DFL Ltd. (UK based & registered for tax and VAT in the UK) would buy uniforms, protective clothes, electric tools, welding tools from 4 different companies in Lithuania (EU). (all companies based and tax, VAT registered in Lithuania.)

It will be around €500.000. No VAT on the invoices from Lithuania.

All stuff will be shipped to the UK to DFL Ltd., and after selling those to Germany (EU) to DFL GROUP.( Limited Company, registered for tax and VAT in Germany. Owner is absolutely different from the similar named UK company - but the name similar by chance).

1. Should the DFL Ltd. (UK) put VAT on when it will be sold to Germany?

2. Should the DFL Ltd. (UK) pay tax after this to the UK?

3. Should any of these companies pay tax / VAT at all in Lithuania, Germany or in the UK?

4. If yes, who and what?

5. If not, or not all of them, who should pay any tax or vat and where?

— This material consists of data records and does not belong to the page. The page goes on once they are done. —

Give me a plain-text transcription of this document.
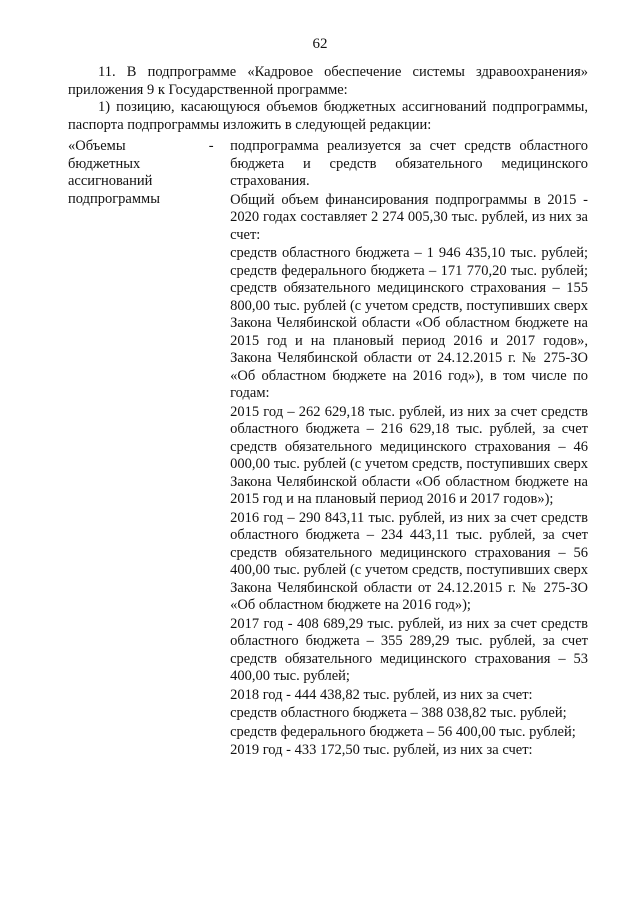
62

11. В подпрограмме «Кадровое обеспечение системы здравоохранения» приложения 9 к Государственной программе:

1) позицию, касающуюся объемов бюджетных ассигнований подпрограммы, паспорта подпрограммы изложить в следующей редакции:

«Объемы
бюджетных
ассигнований
подпрограммы
-	подпрограмма реализуется за счет средств областного бюджета и средств обязательного медицинского страхования.

Общий объем финансирования подпрограммы в 2015 - 2020 годах составляет 2 274 005,30 тыс. рублей, из них за счет:

средств областного бюджета – 1 946 435,10 тыс. рублей; средств федерального бюджета – 171 770,20 тыс. рублей; средств обязательного медицинского страхования – 155 800,00 тыс. рублей (с учетом средств, поступивших сверх Закона Челябинской области «Об областном бюджете на 2015 год и на плановый период 2016 и 2017 годов», Закона Челябинской области от 24.12.2015 г. № 275-ЗО «Об областном бюджете на 2016 год»), в том числе по годам:

2015 год – 262 629,18 тыс. рублей, из них за счет средств областного бюджета – 216 629,18 тыс. рублей, за счет средств обязательного медицинского страхования – 46 000,00 тыс. рублей (с учетом средств, поступивших сверх Закона Челябинской области «Об областном бюджете на 2015 год и на плановый период 2016 и 2017 годов»);

2016 год – 290 843,11 тыс. рублей, из них за счет средств областного бюджета – 234 443,11 тыс. рублей, за счет средств обязательного медицинского страхования – 56 400,00 тыс. рублей (с учетом средств, поступивших сверх Закона Челябинской области от 24.12.2015 г. № 275-ЗО «Об областном бюджете на 2016 год»);

2017 год - 408 689,29 тыс. рублей, из них за счет средств областного бюджета – 355 289,29 тыс. рублей, за счет средств обязательного медицинского страхования – 53 400,00 тыс. рублей;

2018 год - 444 438,82 тыс. рублей, из них за счет:

средств областного бюджета – 388 038,82 тыс. рублей;

средств федерального бюджета – 56 400,00 тыс. рублей;

2019 год - 433 172,50 тыс. рублей, из них за счет:
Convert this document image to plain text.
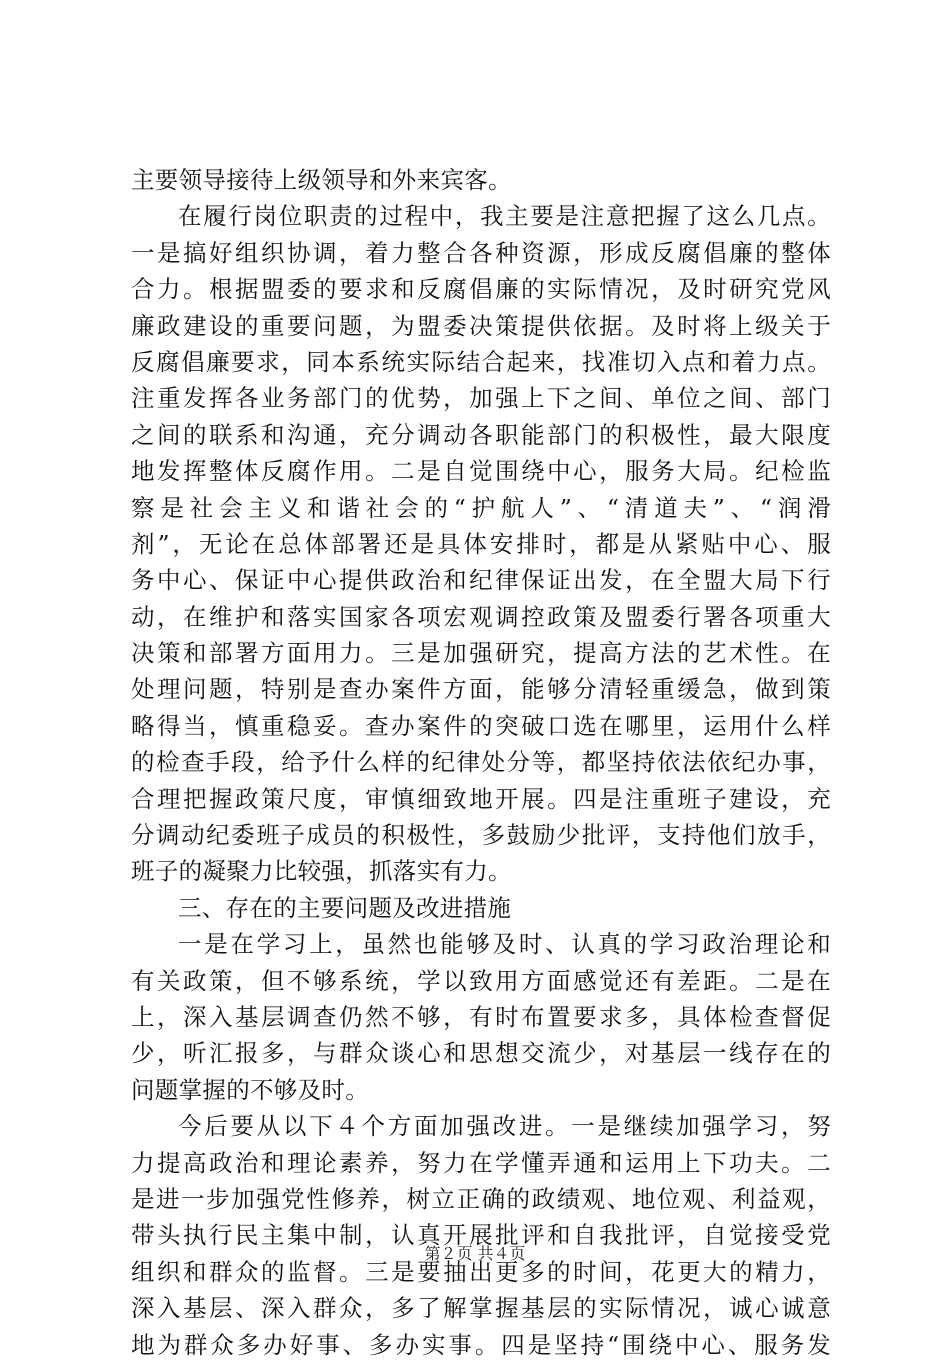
主要领导接待上级领导和外来宾客。
在履行岗位职责的过程中，我主要是注意把握了这么几点。
一是搞好组织协调，着力整合各种资源，形成反腐倡廉的整体
合力。根据盟委的要求和反腐倡廉的实际情况，及时研究党风
廉政建设的重要问题，为盟委决策提供依据。及时将上级关于
反腐倡廉要求，同本系统实际结合起来，找准切入点和着力点。
注重发挥各业务部门的优势，加强上下之间、单位之间、部门
之间的联系和沟通，充分调动各职能部门的积极性，最大限度
地发挥整体反腐作用。二是自觉围绕中心，服务大局。纪检监
察是社会主义和谐社会的“护航人”、“清道夫”、“润滑
剂”，无论在总体部署还是具体安排时，都是从紧贴中心、服
务中心、保证中心提供政治和纪律保证出发，在全盟大局下行
动，在维护和落实国家各项宏观调控政策及盟委行署各项重大
决策和部署方面用力。三是加强研究，提高方法的艺术性。在
处理问题，特别是查办案件方面，能够分清轻重缓急，做到策
略得当，慎重稳妥。查办案件的突破口选在哪里，运用什么样
的检查手段，给予什么样的纪律处分等，都坚持依法依纪办事，
合理把握政策尺度，审慎细致地开展。四是注重班子建设，充
分调动纪委班子成员的积极性，多鼓励少批评，支持他们放手，
班子的凝聚力比较强，抓落实有力。
三、存在的主要问题及改进措施
一是在学习上，虽然也能够及时、认真的学习政治理论和
有关政策，但不够系统，学以致用方面感觉还有差距。二是在
上，深入基层调查仍然不够，有时布置要求多，具体检查督促
少，听汇报多，与群众谈心和思想交流少，对基层一线存在的
问题掌握的不够及时。
今后要从以下４个方面加强改进。一是继续加强学习，努
力提高政治和理论素养，努力在学懂弄通和运用上下功夫。二
是进一步加强党性修养，树立正确的政绩观、地位观、利益观，
带头执行民主集中制，认真开展批评和自我批评，自觉接受党
组织和群众的监督。三是要抽出更多的时间，花更大的精力，
深入基层、深入群众，多了解掌握基层的实际情况，诚心诚意
地为群众多办好事、多办实事。四是坚持“围绕中心、服务发
第２页 共４页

6. Will be the UK based DFL Ltd. being checked more seriously by Taxman or HMRC because the company didn't make any business in the last 2 years, and the first invoice would be now around €500.000?
Submitted: 2 years ago.
Category: Tax
Expert:  taxadvisor.uk replied 2 years ago.
Hello and welcome to the site. Thank you for your question.

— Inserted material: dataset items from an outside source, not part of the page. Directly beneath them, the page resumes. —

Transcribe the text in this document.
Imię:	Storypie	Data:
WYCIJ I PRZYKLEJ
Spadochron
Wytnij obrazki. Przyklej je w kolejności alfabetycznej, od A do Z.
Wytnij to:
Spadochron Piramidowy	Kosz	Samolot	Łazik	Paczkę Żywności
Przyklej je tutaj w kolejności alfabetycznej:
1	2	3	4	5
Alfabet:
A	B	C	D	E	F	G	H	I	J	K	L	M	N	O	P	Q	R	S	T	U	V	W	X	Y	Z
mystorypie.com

My response to various points raised by is as follows:
[Q]
1. Should the DFL Ltd. (UK) put VAT on when it will be sold to Germany?

[A]
If you're sending goods to someone who is genuinely registered for VAT in the destination EU country, you can zero-rate the supply for VAT purposes. There are certain conditions that have to be met. You can only zero-rate these supplies when all these conditions are met:
- the goods are sent out of the UK to somewhere in another EU country
- whoever you're sending them to is genuinely registered for VAT in another EU country
- you get their VAT registration number - including the two letter country code - and show it on your sales invoice-
-you've got paperwork showing that the goods have gone out of the UK - 'evidence of removal'
- you dispatch the goods and get evidence of removal within a set time - which is normally three months

More information on VAT on sales to someone who is VAT registered in another year can be found here
http://www.hmrc.gov.uk/VAT/managing/international/exports/goods.htm#1

[Q]
2. Should the DFL Ltd. (UK) pay tax after this to the UK?

[A]
DFL Ltd (UK) would pay corporation tax on profits chargeable to CT. If there is no profit when you prepare the company's annual accounts then there is no CT payable.

[Q]
3. Should any of these companies pay tax / VAT at all in Lithuania, Germany or in the UK?

[A]
I can only answer question pertaining to UK taxation.
The process of importing goods from within the EU is called acquisitions rather than imports. You pay VAT (acquisition tax) at the same rate as the VAT would be if you had bought the goods in the UK. You reclaim the VAT (acquisition tax) in the same way as you would as if they would have been bought in the UK.
This notional VAT is shown both as output and input resulting in nil effect.

There would be no other tax on purchases.

[Q]
4. If yes, who and what?

[A]
It is covered within 3 above.

[Q]
5. If not, or not all of them, who should pay any tax or vat and where?

[A]
I can only advise on VAT taxation. You may wish to check with authorities in Germany and Lithuania about local taxation implications.

In the UK, you would pay VAT on sales to customers within the UK.
You would pay CT on profits made by the UK company.

[Q]
6. Will be the UK based DFL Ltd. being checked more seriously by Taxman or HMRC because the company didn't make any business in the last 2 years, and the first invoice would be now around €500.000?

 

[A]

If the company has not traded in previous 2 years and you have filed Dormant Company accounts with Companies House for those periods, there is no reason why HMRC should check these accounts more seriously. If on the other hand they have information to suggest otherwise, then it is likely they may check the accounts.